Thus, the specified legal relationship is governed by the usual rules of law, which apply to other types of agreements.

Dismissal of your own free will with a fixed-term employment contract

This reason is quite possible. But there are also restrictions for employees. They are required to notify their employer of the decision two weeks in advance. If the notification arrives later, then the employer has the right not to dismiss the person and move the term for termination of the relationship further.
Such a guarantee is necessary to find another employee for a vacant seat.

Dismissal at the initiative of the employer

With a fixed-term employment contract, dismissal is also possible at the initiative of the management. The reason is always a violation of discipline by an employee or poor performance.
He may be systematically late or not meet the production rate. In this case, it is necessary to record the violation every time. And after fixation, the person should be brought to disciplinary punishment.


Dismissal due to the termination of a fixed-term employment contract

If the agreement sets a deadline for its completion, then it is considered terminated at the onset of this period.
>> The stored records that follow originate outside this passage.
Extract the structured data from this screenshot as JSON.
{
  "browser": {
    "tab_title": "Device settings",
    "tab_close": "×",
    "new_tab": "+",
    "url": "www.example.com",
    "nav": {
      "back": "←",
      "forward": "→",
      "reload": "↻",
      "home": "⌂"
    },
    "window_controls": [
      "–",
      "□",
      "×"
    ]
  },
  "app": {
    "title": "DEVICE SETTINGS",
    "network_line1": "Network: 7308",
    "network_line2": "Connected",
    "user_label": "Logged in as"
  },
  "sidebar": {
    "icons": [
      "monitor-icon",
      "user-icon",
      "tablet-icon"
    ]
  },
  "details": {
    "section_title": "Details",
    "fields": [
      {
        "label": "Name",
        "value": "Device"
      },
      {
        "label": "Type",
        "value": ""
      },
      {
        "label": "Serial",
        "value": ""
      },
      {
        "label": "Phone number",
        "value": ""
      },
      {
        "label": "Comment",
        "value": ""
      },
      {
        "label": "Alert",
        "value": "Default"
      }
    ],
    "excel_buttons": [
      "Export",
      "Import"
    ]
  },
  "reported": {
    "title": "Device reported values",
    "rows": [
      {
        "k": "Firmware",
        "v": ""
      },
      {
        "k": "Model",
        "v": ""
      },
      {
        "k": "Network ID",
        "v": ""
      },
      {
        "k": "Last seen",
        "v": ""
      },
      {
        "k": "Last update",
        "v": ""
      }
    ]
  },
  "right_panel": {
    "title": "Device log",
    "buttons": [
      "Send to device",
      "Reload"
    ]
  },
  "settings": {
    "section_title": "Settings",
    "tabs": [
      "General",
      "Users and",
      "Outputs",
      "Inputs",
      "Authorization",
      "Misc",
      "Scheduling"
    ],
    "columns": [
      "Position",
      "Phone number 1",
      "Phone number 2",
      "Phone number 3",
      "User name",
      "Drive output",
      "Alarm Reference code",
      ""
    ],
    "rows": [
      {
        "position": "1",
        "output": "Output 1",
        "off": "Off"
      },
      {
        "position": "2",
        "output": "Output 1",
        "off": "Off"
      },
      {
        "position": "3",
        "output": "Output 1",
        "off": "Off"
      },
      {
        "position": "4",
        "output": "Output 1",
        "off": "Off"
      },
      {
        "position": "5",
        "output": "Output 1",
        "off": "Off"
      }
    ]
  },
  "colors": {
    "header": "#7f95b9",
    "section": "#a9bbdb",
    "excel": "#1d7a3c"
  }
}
This does not require additional notifications or negotiations. Termination of legal relations occurs automatically. This is a direct consequence of the law.
But the agreement can be renegotiated by agreement of the parties.

Term of notice of dismissal under a fixed-term employment contract

Not only the employee has obligations, but also the employer. One of his duties is the need to warn the employee about the termination of the relationship.

The law establishes such a mandatory period. It is 3 days. This period is counted up to the date of termination of the legal relationship.

Calculation of compensation upon dismissal under a fixed-term employment contract

Compensation for leave under a fixed-term employment contract upon dismissal occurs when the duration of the agreement is more than six months. In this case, the compensation for the leave that will not be granted should be calculated.

The calculation is based on a person's average earnings in one month. The average daily income is calculated, which is multiplied by 14. This is the number of days of possible vacation.

Sample order of dismissal under a fixed-term employment contract

The Statistics Committee has developed a special form for such orders. It includes a number of mandatory details and provisions. This is the official letterhead.

Is it possible to fire a pregnant woman under a fixed-term employment contract?

Is that possible. If the grounds for which the person was employed have disappeared, the woman may be dismissed. In addition, if she commits disciplinary offenses, the agreement will also be terminated.

In addition, if the enterprise ceases to exist, then the legal relationship with the woman should be terminated.

I devoted this article to considering the nuances termination of employment on a fixed-term basis... Highlighted typical mistakes workers and employers. He pointed out the nuances of dismissing a pregnant woman.

According to the current legislation, the employer has the right to conclude a fixed-term employment contract with you. This type of contract is valid for a specified period and its termination has a number of characteristic featureswhich we will talk about next.


○ What does the Labor Code of the Russian Federation say about dismissal under a fixed-term contract?

First of all, it is worth mentioning that the action time fixed-term contract cannot exceed a five-year period. That is, after five years, this agreement must be terminated with you, since the maximum period for which it can be concluded has expired (Article 79 of the Labor Code of the Russian Federation).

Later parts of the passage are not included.